The result of applying the differential quantum yield measurement method to this leaf is shown in FIG. The horizontal axis is the photon flux density of the irradiation light. Roughly speaking, the differential quantum yield corresponds to the slope of the photosynthetic curve, so it decreases with increasing photon flux density. When the light is irradiated from the front side, when the photon flux density is very small, the red light is more efficient than the green light, reflecting the difference in the absorption rate of the leaves. However, at 200 µmol m-2 s-1 and above, adding green light was more effective in increasing the photosynthetic rate than red light. When the light is irradiated from the back side, the green light is effective with the light much weaker than that. This is because the underlying tissue absorbs light more easily, and the chloroplasts reach light saturation with weak light.

The average quantum yield of monochromatic light in white light of a certain intensity is obtained by integrating the differential quantum yield from 0 to that light intensity. When actually calculated, when the light was irradiated from the front side, the average quantum yield of green light was larger than that of red light at 400 µmol m-2 s-1 or more. From these, it can be concluded that under strong light, green light drives photosynthesis more efficiently than red light and blue light. Of course, similar measurements need to be made for various leaves, but the average quantum yield of green light in nature may not be much different from that of red light.

In this way, the leaves use green light for photosynthesis quite well. Land plants continue to use chlorophyll, a pigment that does not easily absorb green light, probably because the efficiency of this pigment inherited from green algae was not bad. Of course, there is no reason why the hard-to-absorb wavelength range must be green.
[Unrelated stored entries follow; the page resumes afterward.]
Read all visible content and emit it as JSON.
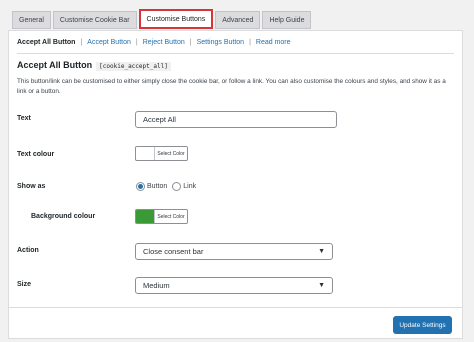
{
  "tabs": [
    "General",
    "Customise Cookie Bar",
    "Customise Buttons",
    "Advanced",
    "Help Guide"
  ],
  "subnav": [
    "Accept All Button",
    "Accept Button",
    "Reject Button",
    "Settings Button",
    "Read more"
  ],
  "section": {
    "title": "Accept All Button",
    "shortcode": "[cookie_accept_all]",
    "description": "This button/link can be customised to either simply close the cookie bar, or follow a link. You can also customise the colours and styles, and show it as a link or a button."
  },
  "form": {
    "text_label": "Text",
    "text_value": "Accept All",
    "text_colour_label": "Text colour",
    "select_color_label": "Select Color",
    "show_as_label": "Show as",
    "show_as_options": [
      "Button",
      "Link"
    ],
    "show_as_selected": "Button",
    "background_colour_label": "Background colour",
    "action_label": "Action",
    "action_value": "Close consent bar",
    "size_label": "Size",
    "size_value": "Medium"
  },
  "colors": {
    "text_colour_swatch": "#ffffff",
    "background_colour_swatch": "#3a9a35",
    "accent": "#2271b1",
    "active_tab_border": "#d63638"
  },
  "icons": {
    "dropdown": "chevron-down-icon"
  },
  "footer": {
    "update_label": "Update Settings"
  }
}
Fig. 6 Modified the light intensity dependence of the differential quantum yields of red light (550 nm) and green light (668 nm)

Measured under the same conditions as in Fig. 5. The photon flux densities of white light were 0, 40, 100, 150, 200, 450, 700, 950 and 1200 µmol m-2 s-1. The photon flux density of the added monochromatic light is 50 µmol m-2 s-1 when the white light is 150 µmol m-2 s-1 or less, and 200 µmol m-2 s-1 or more when the white light is 200 µmol m-2 s-1 or more. It was 150 µmol m-2 s-1. The left side is when irradiated from the front side, and the right side is when irradiated from the back side.

Mills that live at the bottom of the band-shaped distribution of green algae on the rocky shore appear black because they have a carotenoid called cihonaxanthine that can absorb green light and be used efficiently for photosynthesis. Therefore, it is possible to produce black chloroplasts even if it has chlorophyll as the main photosynthetic pigment. In dark places, it would be better to have black chloroplasts. The light is so strong on land that black leaves may not have been produced. However, it may be worth a careful analysis of pigments such as land plants that prefer extremely dark light environments.